Dating apps like Tinder have made it much easier to find someone and to express interest — essentially the first step, which, as the cliché goes, is the hardest. Similarly, communication tools like WhatsApp have made staying in touch easier.
Someone who follows me on Instagram said, "Vulnerability is your special sauce," and I have appropriated it. My work comes from a very personal space, most of the questions I put out to people are problems either I am thinking about or have encountered or am building off a friend’s experience.

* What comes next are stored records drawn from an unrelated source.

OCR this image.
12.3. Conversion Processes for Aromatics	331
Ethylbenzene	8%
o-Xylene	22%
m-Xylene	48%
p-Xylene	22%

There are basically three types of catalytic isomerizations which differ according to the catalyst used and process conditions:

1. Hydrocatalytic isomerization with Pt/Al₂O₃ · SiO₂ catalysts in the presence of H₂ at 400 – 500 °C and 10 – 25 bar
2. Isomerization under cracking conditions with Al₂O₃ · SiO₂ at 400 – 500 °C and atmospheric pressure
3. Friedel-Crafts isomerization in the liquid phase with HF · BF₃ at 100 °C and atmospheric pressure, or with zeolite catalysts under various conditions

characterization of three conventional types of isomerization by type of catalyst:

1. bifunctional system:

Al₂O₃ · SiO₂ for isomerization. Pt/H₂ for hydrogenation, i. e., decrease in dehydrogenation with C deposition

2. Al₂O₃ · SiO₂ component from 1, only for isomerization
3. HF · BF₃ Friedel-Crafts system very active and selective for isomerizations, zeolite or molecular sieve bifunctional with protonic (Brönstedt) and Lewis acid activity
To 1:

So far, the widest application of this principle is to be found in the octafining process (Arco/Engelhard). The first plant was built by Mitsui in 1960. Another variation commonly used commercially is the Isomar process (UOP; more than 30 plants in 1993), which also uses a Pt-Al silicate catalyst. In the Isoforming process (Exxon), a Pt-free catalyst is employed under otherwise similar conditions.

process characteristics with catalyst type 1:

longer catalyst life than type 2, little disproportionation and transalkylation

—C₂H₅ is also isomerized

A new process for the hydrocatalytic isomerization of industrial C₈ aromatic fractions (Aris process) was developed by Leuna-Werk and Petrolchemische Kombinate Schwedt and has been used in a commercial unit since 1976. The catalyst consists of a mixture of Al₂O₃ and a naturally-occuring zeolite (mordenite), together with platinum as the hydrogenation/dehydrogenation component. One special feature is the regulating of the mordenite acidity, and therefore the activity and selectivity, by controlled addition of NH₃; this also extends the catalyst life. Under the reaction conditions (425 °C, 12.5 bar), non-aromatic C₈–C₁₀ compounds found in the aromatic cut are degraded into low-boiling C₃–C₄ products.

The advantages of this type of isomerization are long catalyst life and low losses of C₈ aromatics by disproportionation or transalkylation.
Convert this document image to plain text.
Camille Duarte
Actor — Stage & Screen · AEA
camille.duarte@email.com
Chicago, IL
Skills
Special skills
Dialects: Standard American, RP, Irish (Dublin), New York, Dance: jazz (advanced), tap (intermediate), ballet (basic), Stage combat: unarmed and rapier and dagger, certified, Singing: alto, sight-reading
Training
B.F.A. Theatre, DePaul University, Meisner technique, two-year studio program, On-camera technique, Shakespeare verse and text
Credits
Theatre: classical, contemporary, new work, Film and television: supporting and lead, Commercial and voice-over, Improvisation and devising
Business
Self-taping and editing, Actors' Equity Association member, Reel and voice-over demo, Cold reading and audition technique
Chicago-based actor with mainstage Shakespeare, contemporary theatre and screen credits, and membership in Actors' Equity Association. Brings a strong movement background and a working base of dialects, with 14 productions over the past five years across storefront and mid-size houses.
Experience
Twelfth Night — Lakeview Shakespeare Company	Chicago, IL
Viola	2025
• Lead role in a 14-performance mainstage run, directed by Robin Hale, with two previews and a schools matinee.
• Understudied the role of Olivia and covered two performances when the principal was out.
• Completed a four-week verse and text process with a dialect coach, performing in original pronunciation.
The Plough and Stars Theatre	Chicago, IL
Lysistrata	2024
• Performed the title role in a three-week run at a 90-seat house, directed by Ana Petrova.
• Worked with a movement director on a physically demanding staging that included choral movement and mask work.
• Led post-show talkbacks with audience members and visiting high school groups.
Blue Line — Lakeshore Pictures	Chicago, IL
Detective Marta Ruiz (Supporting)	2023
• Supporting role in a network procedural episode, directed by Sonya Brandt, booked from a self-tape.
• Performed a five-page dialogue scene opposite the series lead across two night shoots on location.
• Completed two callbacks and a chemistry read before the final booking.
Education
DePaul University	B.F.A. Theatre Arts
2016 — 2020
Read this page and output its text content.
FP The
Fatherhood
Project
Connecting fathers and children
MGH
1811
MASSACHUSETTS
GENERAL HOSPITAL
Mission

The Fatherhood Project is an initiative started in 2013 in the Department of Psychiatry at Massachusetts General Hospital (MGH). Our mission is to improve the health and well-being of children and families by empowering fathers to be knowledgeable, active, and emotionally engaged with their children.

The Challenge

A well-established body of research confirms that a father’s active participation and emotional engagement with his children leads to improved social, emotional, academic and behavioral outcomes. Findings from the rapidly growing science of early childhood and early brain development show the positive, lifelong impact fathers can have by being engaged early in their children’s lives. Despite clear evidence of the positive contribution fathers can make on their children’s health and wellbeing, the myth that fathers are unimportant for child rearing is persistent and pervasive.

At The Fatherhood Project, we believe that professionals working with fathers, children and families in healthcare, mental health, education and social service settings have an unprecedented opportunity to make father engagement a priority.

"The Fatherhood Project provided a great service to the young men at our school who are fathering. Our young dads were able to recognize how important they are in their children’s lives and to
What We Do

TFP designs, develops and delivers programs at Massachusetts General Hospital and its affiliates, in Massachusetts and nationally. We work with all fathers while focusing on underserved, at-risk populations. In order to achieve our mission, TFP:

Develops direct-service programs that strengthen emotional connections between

Now, I also get questions about the things that worry people, because they want to know that they are not the only ones experiencing them. I think this is what drives people to share; we all think we are alone in our misery and confusion, and as one person starts to share, it becomes okay for others to add to the story. I have felt safe while being vulnerable online, and I guess when I share, it becomes okay for people to do the same.
A specific story from 2016 deserves special mention: "The main thing I want to tell you is that it's such a liberating feeling to read all the Tinder experiences. I spent years making myself feel guilty for my boyfriends and sex life, because it was after all not what a ‘good Indian girl’ did. Sex before marriage... oh my goodness! Such bad charitra, bad karma! I would enjoy it while it lasted but I would spend hours, days, months, years shaming myself for doing it. In fact, when I would meet a guy, one of the first things I would guiltily admit to him was that I'd done it already. Weird! So much so that in the first few years of my marriage, I actually believed that the tough times we were having were actually my punishment for my bad karma. I would make compromises, settle for things, endure pain, endure ridicule and meanness, justifying all of it as my punishment."
Indu Harikumar picked out two drawings she created for Tinder's #HowWeDate project, which are close to her heart:
"I felt so safe and happy. I knew it wouldn't go anywhere but I knew it was the right place to be that day"
"But falling in love with A gave me the hope to last a lifetime and I don't know if I would have survived my teenage or had the courage to dream so wild and free if not for him. And yes, I still dream of finding more love in this world of endless possibilities"
I love both these stories, I am slowly learning that love is not linear; it is a complex and beautiful emotion.